The pytorch docs for the groups parameter of nn.Conv2d state that:

groups controls the connections between inputs and outputs. in_channels and out_channels must both be divisible by groups. For example,

At groups=1, all inputs are convolved to all outputs.

At groups=2, the operation becomes equivalent to having two conv layers side by side, each seeing half the input channels, and producing half the output channels, and both subsequently concatenated.

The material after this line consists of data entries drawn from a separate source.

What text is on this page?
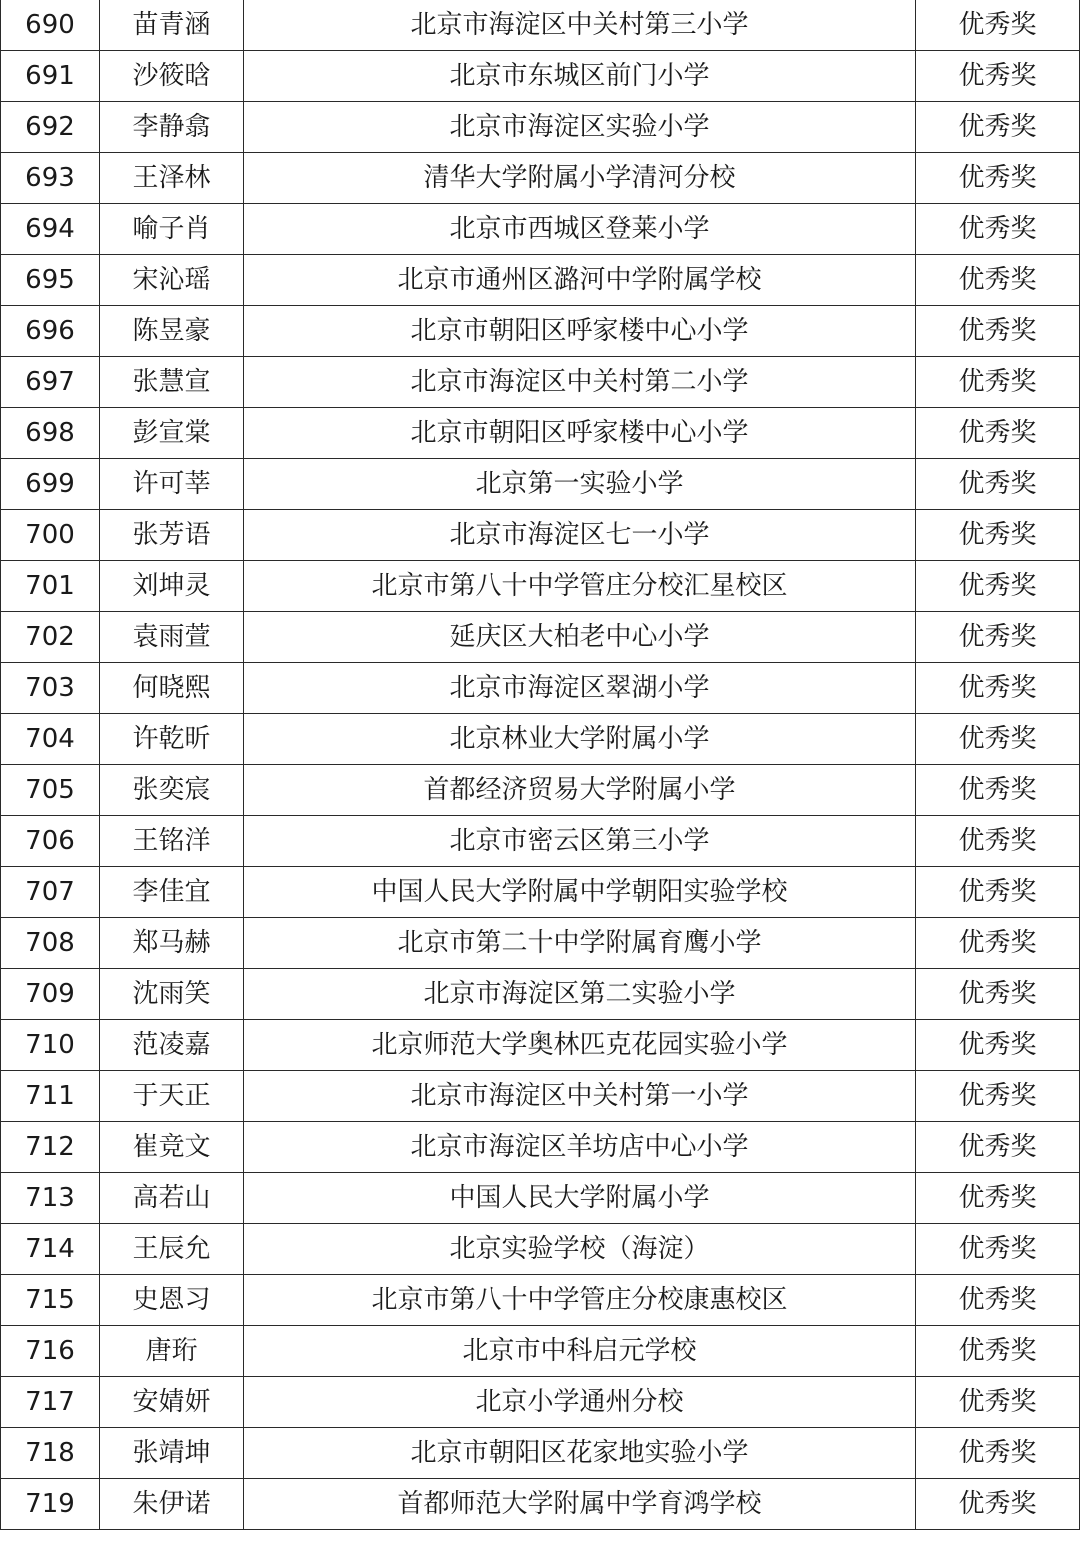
690	苗青涵	北京市海淀区中关村第三小学	优秀奖
691	沙筱晗	北京市东城区前门小学	优秀奖
692	李静翕	北京市海淀区实验小学	优秀奖
693	王泽林	清华大学附属小学清河分校	优秀奖
694	喻子肖	北京市西城区登莱小学	优秀奖
695	宋沁瑶	北京市通州区潞河中学附属学校	优秀奖
696	陈昱豪	北京市朝阳区呼家楼中心小学	优秀奖
697	张慧宣	北京市海淀区中关村第二小学	优秀奖
698	彭宣棠	北京市朝阳区呼家楼中心小学	优秀奖
699	许可莘	北京第一实验小学	优秀奖
700	张芳语	北京市海淀区七一小学	优秀奖
701	刘坤灵	北京市第八十中学管庄分校汇星校区	优秀奖
702	袁雨萱	延庆区大柏老中心小学	优秀奖
703	何晓熙	北京市海淀区翠湖小学	优秀奖
704	许乾昕	北京林业大学附属小学	优秀奖
705	张奕宸	首都经济贸易大学附属小学	优秀奖
706	王铭洋	北京市密云区第三小学	优秀奖
707	李佳宜	中国人民大学附属中学朝阳实验学校	优秀奖
708	郑马赫	北京市第二十中学附属育鹰小学	优秀奖
709	沈雨笑	北京市海淀区第二实验小学	优秀奖
710	范凌嘉	北京师范大学奥林匹克花园实验小学	优秀奖
711	于天正	北京市海淀区中关村第一小学	优秀奖
712	崔竞文	北京市海淀区羊坊店中心小学	优秀奖
713	高若山	中国人民大学附属小学	优秀奖
714	王辰允	北京实验学校（海淀）	优秀奖
715	史恩习	北京市第八十中学管庄分校康惠校区	优秀奖
716	唐珩	北京市中科启元学校	优秀奖
717	安婧妍	北京小学通州分校	优秀奖
718	张靖坤	北京市朝阳区花家地实验小学	优秀奖
719	朱伊诺	首都师范大学附属中学育鸿学校	优秀奖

At groups= in_channels, each input channel is convolved with its own set of filters, of size: in_channels / out_channels

However, this description seems inconsistent with the behaviour of nn.Conv2d in reality.

for example:

import torch
import torch.nn as nn
conv_layer = nn.Conv2d(16, 16, 1, groups=2, bias=False)
conv_layer.weight.shape

Returns torch.Size([16, 8, 1, 1])

But based on my interpretation of :

At groups=2, the operation becomes equivalent to having two conv layers side by side, each seeing half the input channels, and producing half the output channels, and both subsequently concatenated.

Shouldn’t there be two weights, each of size [8, 8, 1, 1]?

These inconsistencies carry over to other values for the groups parameter, in my view.

I must be missing something - could someone please clarify?

There are two groups of this size concatenated in dim0.
Have a look at this small example:

conv_grouped = nn.Conv2d(16, 16, 1, groups=2, bias=False)
output_grouped = conv_grouped(x)
output_grouped.shape

conv1 = nn.Conv2d(8, 8, 1, bias=False)
conv2 = nn.Conv2d(8, 8, 1, bias=False)
with torch.no_grad():
    conv1.weight.copy_(conv_grouped.weight[:8])
    conv2.weight.copy_(conv_grouped.weight[8:])

output1 = conv1(x[:, :8])
output2 = conv2(x[:, 8:])
output_manual = torch.cat((output1, output2), dim=1)

print((output_manual == output_grouped).all())
> tensor(1, dtype=torch.uint8)

As you can see, the first half of the conv_grouped weights will be applied to the first half of the channels in x and the second half of the weights to the second half of the channels.

Ah thanks so much that’s perfectly clear now!